ROT47: ROT13 for ASCII Printable Characters

Learn about ROT47, an extended version of ROT13 that rotates all 94 printable ASCII characters including digits and symbols, not just letters.

Variants

Detailed Explanation

ROT47: Beyond Letters

ROT47 extends the ROT13 concept to cover all 94 printable ASCII characters (code points 33 through 126). Instead of rotating within a 26-letter alphabet, it rotates within the 94-character set of printable ASCII.

How ROT47 Works

The printable ASCII characters span from ! (33) to ~ (126), giving us 94 characters.

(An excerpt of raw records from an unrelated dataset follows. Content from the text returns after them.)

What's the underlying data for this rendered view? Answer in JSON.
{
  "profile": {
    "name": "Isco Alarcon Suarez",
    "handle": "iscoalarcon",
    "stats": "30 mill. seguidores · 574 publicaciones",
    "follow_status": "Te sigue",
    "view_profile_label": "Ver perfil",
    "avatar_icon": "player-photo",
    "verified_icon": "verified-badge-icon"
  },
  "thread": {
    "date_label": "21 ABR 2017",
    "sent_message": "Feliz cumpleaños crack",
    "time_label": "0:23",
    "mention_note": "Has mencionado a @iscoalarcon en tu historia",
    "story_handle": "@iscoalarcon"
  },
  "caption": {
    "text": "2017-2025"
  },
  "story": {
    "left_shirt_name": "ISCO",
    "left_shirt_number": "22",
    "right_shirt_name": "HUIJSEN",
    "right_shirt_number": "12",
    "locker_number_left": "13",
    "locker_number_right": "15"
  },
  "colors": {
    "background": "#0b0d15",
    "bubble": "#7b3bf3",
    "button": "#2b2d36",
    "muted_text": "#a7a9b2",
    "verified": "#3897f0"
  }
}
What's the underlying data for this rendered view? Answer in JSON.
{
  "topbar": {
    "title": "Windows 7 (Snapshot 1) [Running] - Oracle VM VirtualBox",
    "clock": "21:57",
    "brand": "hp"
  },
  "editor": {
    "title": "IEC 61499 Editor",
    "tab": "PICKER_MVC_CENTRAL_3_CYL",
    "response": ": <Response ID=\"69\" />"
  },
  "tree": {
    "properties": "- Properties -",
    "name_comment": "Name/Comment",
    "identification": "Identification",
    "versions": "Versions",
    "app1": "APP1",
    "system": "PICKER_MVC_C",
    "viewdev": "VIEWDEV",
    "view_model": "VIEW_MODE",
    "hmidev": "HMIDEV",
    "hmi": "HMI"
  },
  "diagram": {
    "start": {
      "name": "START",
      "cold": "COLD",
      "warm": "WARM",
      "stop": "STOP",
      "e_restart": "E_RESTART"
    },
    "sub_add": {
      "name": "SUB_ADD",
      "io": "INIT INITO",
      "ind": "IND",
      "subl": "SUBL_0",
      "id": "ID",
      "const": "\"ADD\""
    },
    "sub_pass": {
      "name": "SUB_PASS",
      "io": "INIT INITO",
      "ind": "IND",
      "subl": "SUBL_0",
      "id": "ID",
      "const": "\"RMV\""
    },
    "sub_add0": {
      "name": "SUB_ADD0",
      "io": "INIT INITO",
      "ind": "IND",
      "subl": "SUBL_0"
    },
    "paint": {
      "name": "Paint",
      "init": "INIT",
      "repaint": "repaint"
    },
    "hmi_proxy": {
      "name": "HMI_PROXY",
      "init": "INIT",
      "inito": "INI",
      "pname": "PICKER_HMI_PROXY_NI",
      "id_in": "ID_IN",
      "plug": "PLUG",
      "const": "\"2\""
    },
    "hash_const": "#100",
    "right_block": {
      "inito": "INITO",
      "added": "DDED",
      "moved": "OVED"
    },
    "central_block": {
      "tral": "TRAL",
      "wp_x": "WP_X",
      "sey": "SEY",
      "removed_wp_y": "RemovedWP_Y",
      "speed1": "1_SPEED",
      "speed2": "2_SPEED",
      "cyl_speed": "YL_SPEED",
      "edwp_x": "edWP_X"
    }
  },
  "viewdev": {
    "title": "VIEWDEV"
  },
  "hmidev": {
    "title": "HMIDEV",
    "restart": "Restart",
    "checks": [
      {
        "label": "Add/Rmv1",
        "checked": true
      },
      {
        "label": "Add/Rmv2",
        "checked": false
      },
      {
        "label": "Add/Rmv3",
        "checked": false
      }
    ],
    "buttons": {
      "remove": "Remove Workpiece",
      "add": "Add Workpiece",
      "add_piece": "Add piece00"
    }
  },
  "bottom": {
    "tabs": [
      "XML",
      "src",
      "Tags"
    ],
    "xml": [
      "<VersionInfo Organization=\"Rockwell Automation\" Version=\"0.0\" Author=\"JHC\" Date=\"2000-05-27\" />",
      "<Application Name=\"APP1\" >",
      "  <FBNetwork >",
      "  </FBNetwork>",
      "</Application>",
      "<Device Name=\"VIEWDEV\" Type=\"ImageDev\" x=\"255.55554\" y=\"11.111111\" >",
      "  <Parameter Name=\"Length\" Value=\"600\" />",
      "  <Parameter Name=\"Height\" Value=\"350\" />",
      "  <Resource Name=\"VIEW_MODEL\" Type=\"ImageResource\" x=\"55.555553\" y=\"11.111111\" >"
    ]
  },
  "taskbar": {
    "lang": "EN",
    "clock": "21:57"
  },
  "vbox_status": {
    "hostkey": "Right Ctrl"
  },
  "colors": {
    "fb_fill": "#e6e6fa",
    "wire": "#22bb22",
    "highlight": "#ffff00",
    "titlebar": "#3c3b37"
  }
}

ROT47 shifts each by 47 positions:

ROT47('A') → 'p'  (65 + 47 = 112)
ROT47('1') → '`'  (49 + 47 = 96)
ROT47('!') → 'P'  (33 + 47 = 80)

Self-Reciprocal Like ROT13

Since 47 is exactly half of 94, ROT47 is self-reciprocal:

ROT47(ROT47(x)) = x

This mirrors ROT13's relationship with the 26-letter alphabet.

Comparison with ROT13

Feature ROT13 ROT47
Character set A–Z, a–z (52 chars) ! through ~ (94 chars)
Rotation amount 13 47
Affects digits No Yes
Affects symbols No Yes
Preserves spaces Yes Yes (space is below ASCII 33)
Self-reciprocal Yes Yes

Implementation

function rot47(text) {
  return text.replace(/[!-~]/g, c => {
    const code = c.charCodeAt(0);
    return String.fromCharCode(33 + ((code - 33 + 47) % 94));
  });
}

When to Use ROT47

ROT47 is useful when you want to obfuscate digits and symbols in addition to letters:

  • Email addresses: user@example.comFD6Co6I2>A=6]4@>
  • URLs: digits and special characters are also scrambled
  • API keys: all characters are affected

Limitations

Like ROT13, ROT47 provides zero security. It is pure obfuscation and should never be used to protect sensitive data.

Use Case

ROT47 is useful when you need to obfuscate text that contains digits, email addresses, URLs, or other non-alphabetic content. It appears in CTF challenges, source code obfuscation, and situations where ROT13 alone would leave too much of the original content readable.